Pack up the moving truck, hon.
There's plenty to do in Maryland, but apparently not enough to motivate close to half of the state's residents to stay put.
A new Gallup poll finds that 47 percent of Marylanders say they would move to another state if given the chance, trailing only Illinois and Connecticut in terms of residents' desire to hightail it elsewhere. Fifty-one percent of Marylanders say they would stay.
Thirty-seven percent of Virginia residents expressed a similar desire to move to another state, while the national average stood at 33 percent.

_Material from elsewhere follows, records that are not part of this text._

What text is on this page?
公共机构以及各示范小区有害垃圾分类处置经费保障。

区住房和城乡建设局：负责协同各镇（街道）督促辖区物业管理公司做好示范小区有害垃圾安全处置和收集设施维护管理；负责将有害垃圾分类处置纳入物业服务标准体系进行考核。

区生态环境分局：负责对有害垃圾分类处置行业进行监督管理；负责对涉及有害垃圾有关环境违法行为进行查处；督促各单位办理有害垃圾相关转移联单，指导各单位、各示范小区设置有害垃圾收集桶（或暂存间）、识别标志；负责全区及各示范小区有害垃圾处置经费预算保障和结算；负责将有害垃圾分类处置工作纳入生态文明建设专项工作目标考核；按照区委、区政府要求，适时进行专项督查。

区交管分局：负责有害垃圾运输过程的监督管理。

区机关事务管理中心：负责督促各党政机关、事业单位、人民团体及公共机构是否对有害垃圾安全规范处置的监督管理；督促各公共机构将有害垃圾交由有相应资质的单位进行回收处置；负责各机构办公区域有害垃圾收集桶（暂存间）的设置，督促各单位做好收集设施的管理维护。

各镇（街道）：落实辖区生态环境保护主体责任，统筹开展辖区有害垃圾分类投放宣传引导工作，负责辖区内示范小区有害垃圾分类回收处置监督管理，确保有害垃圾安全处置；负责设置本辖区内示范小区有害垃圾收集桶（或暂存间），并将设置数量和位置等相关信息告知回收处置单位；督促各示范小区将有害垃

Residents of Maine, Montana and Hawaii showed the most pride: only 23 percent of them said they would leave if offered the chance.
The poll also found that 17 percent of current Maryland residents would leave the state within the next 12 months, trailing Nevada (20 percent), Illinois (19 percent) and Arizona (19 percent).

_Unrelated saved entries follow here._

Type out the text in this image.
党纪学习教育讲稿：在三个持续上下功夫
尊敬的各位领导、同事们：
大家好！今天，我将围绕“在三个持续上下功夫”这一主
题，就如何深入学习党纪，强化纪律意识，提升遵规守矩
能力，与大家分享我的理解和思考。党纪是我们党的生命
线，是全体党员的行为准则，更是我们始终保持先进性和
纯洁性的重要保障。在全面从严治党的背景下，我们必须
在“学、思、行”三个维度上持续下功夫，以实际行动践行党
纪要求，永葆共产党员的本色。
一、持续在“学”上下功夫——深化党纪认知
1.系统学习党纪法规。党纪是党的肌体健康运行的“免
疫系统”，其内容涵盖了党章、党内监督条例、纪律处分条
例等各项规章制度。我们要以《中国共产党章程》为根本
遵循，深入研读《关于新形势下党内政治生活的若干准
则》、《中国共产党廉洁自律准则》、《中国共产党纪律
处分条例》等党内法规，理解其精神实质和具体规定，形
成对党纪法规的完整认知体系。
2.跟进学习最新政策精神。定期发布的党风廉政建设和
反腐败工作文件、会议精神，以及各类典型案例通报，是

Of the group saying they would be leaving, 17 percent cited work reasons, and 17 percent said it was family and friends motivating the move. Thirteen percent pointed to weather and location, eight percent said taxes, seven percent said it was quality of life, seven percent cited cost of living, and six percent schools.
The poll surveyed roughly 600 residents per state between June and December 2013. It has a margin of error of plus or minus five percent.
Last year, the Tax Foundation reported that only seven states lost more taxable income than Maryland between 2000 and 2010. The loss of revenue was estimated at $330 million.
According to data on mobility from the U.S. Census, in 2010 Maryland lost more residents than it gained, for a net less of just over 11,000 residents. Virginia, by comparison, gained over 27,000.